鼻先で閉じられようとしたドアにぶつけるため、手近な石をつかむ。
「待ちなさい」
店の奥の暗がりから声がした。
「大人?」
現れたのは、こんな状況でも見惚れてしまうくらい綺麗な男女だ。
アジア系の美人というのは共通しているがふたりは似ていない。
例えるなら、銀髪を背に流した切れ長の男は冷たい刃で、赤毛をベリィショートにした緋色のチャイナ服の女は灼熱の炎。
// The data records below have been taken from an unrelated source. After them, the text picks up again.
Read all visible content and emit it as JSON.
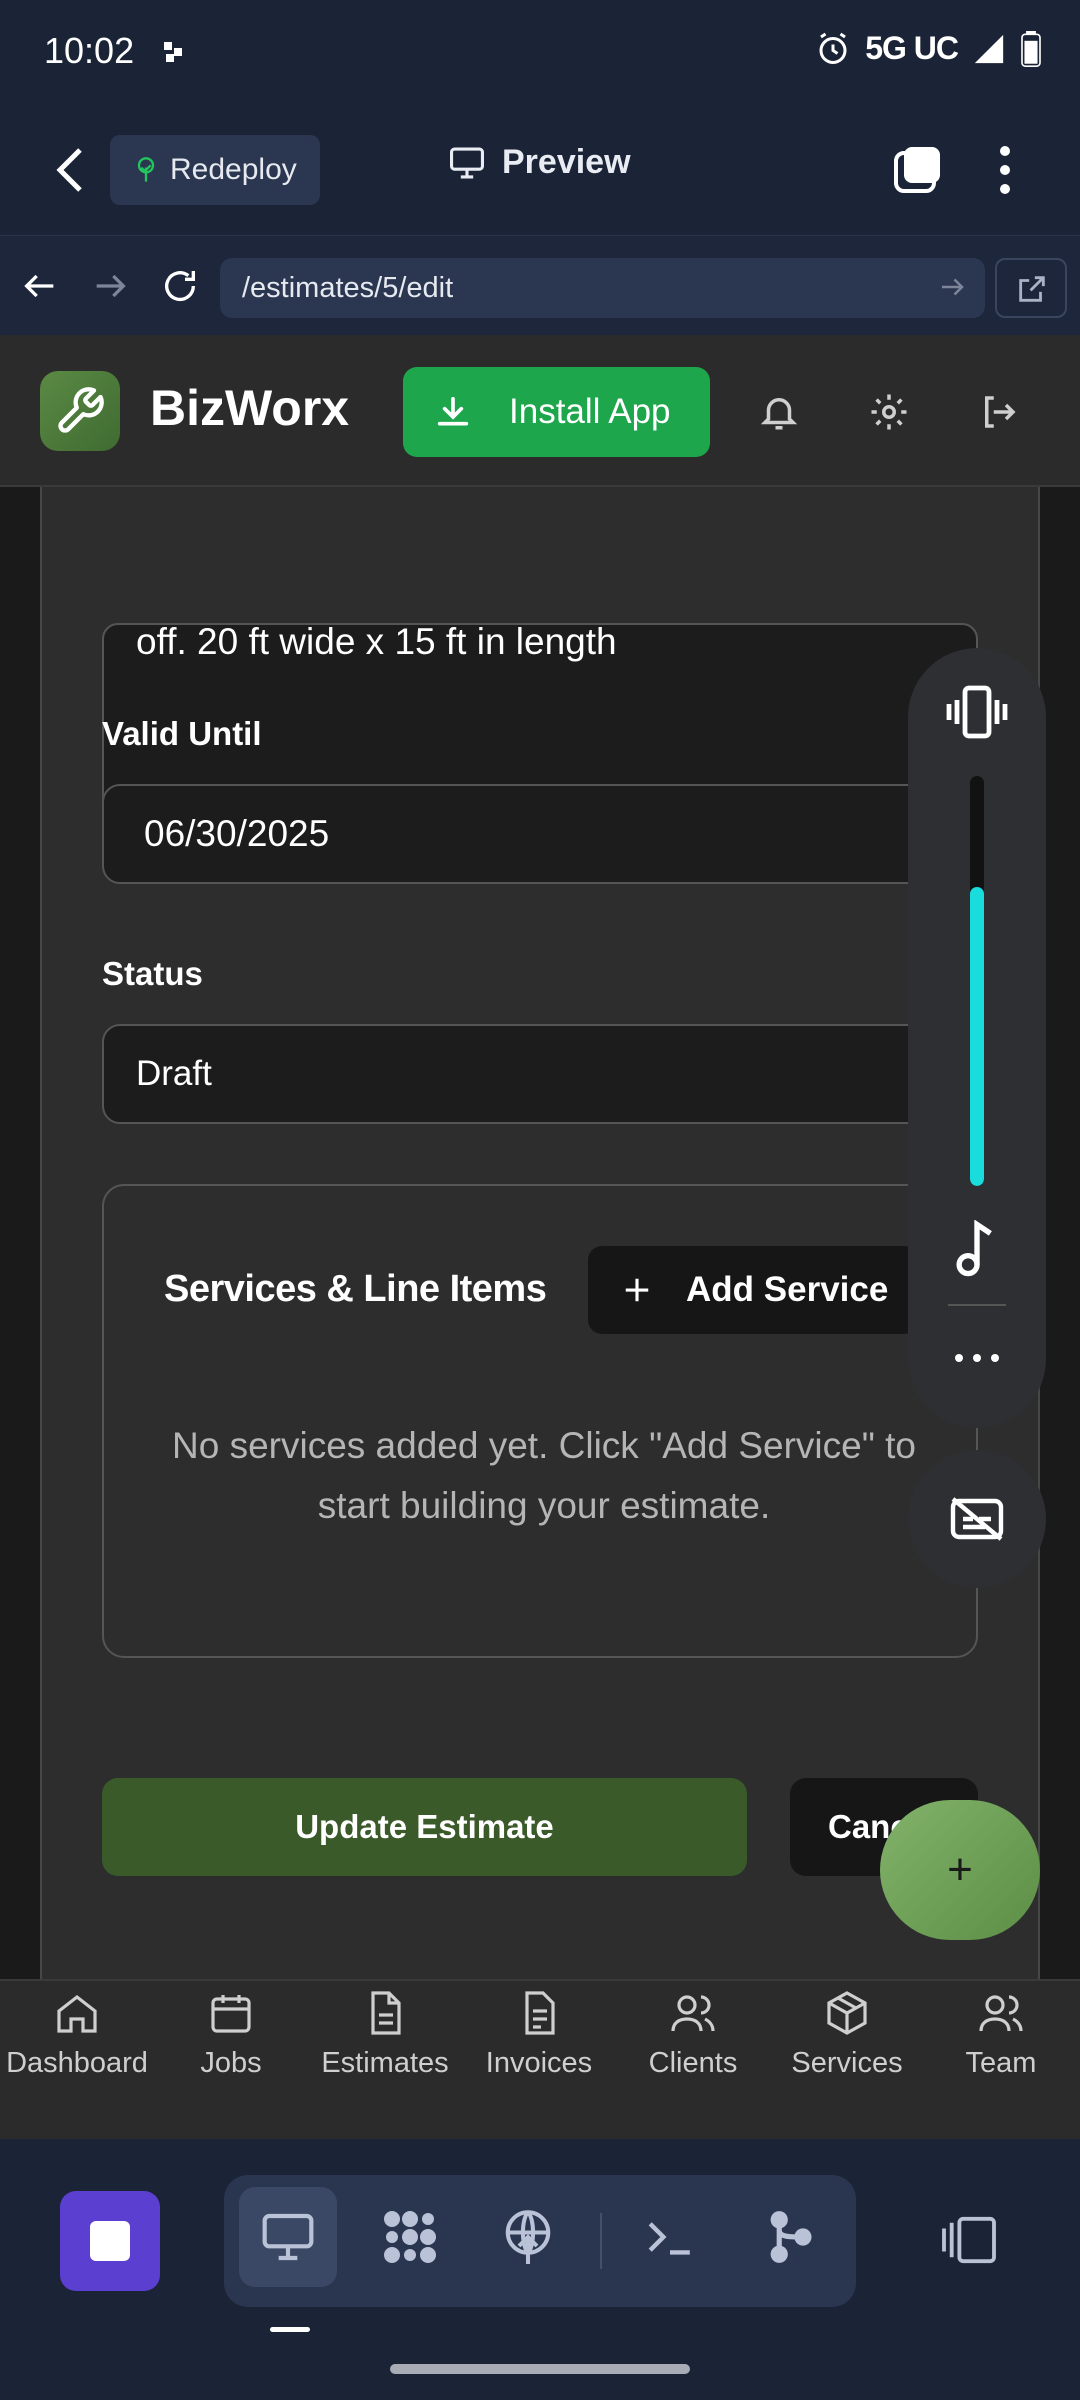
{
  "status_bar": {
    "time": "10:02",
    "network": "5G UC"
  },
  "preview_header": {
    "redeploy_label": "Redeploy",
    "preview_label": "Preview"
  },
  "browser": {
    "url": "/estimates/5/edit"
  },
  "app_header": {
    "brand": "BizWorx",
    "install_label": "Install App"
  },
  "form": {
    "description_text": "off. 20 ft wide x 15 ft in length",
    "valid_until_label": "Valid Until",
    "valid_until_value": "06/30/2025",
    "status_label": "Status",
    "status_value": "Draft"
  },
  "services": {
    "title": "Services & Line Items",
    "add_label": "Add Service",
    "empty_text": "No services added yet. Click \"Add Service\" to start building your estimate."
  },
  "actions": {
    "update_label": "Update Estimate",
    "cancel_label": "Cancel",
    "fab_label": "+"
  },
  "bottom_nav": [
    {
      "label": "Dashboard",
      "icon": "home-icon"
    },
    {
      "label": "Jobs",
      "icon": "calendar-icon"
    },
    {
      "label": "Estimates",
      "icon": "document-icon"
    },
    {
      "label": "Invoices",
      "icon": "receipt-icon"
    },
    {
      "label": "Clients",
      "icon": "users-icon"
    },
    {
      "label": "Services",
      "icon": "box-icon"
    },
    {
      "label": "Team",
      "icon": "team-icon"
    }
  ],
  "volume": {
    "level": 0.73
  },
  "colors": {
    "accent_green": "#1ea64d",
    "brand_green": "#5b8a44",
    "volume_cyan": "#19dcdc",
    "dock_stop": "#5b3fd1"
  }
}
異国の血がエキゾチックな魅力を醸し出し、怖いくらい魅惑的だ。
ふたりとも年齢不詳。
ジュンと同じくらいにも見えるが、彼は年よりかなり若く見えるからあてにはならない。
「フェイさんっ?」
「はい。そうです」
微笑みを浮かべて長髪の男が頷いた。
若い男を押し退けてフェイに走り寄り、ジュンから託された紙切れを胸を叩くようにして渡す。
「助けてっ、ジュンがっ」
「ジュン……」血まみれの紙を開き「ジュン.Y……。確かにこの筆跡はヤブキですね」
女のほうがあたしに詰め寄る。
肩をつかんであたしを揺すり、
「ヤブキがどうかしたの!」
「ホテルで休んでたら、急に襲われた。慌てて逃げ出したんだけど、ジュンがあたしをかばって怪我しちゃって動けなくなって。だからっ」
はっとした様子で女がフェイのほうを見る。
「フェイっ」
「…そのようですね」
「ヤブキは今どこっ?」
女は血相を変え、あたしの肩をつかんだ手に痛いほどの力を込めた。
「デリーホテルから、東南に三ブロックくらい離れたとこにあるサマータイムってカフェバーの裏っ」
「…メイファ」
それが名前なのか、呼ばれた女はフェイに向かって頷いた。
「……ヤンと車を借りるわ」
言うなり店の奥に向かった。
さっき揉み合った若い男が後に続く。
「あたし、案内するっ」
追って走り出そうとして、フェイに止められる。
「メイファに任せなさい」
「やだ、あたしも行くっ」
あたしがジュンを助けるんだからっ。
「あなたは疲れてる。ここで休んでいなさい」
「でもっ」
「あなたを安全に保護してほしい。それがヤブキの意思です」
口調は優しいが、あたしの腕をつかんだフェイの手には強い力がこもっている。
ジュンのバカっ!
思わず地団駄を踏む。
エクゾーストノイズが響き、店の表に自動車が横付けされる。
奥から走り出てきたメイファが、通り際、ごねるあたしの肩を叩いた。
「信用して。絶対ヤブキを連れてくるわ」
肉食獣を彷彿とさせる笑みを残し、表の自動車にしなやかな身のこなしで乗り込む。
空気を引き裂くような排気音を立て自動車が走り去るのを、あたしは不安に押しつぶされそうになりながら見送った。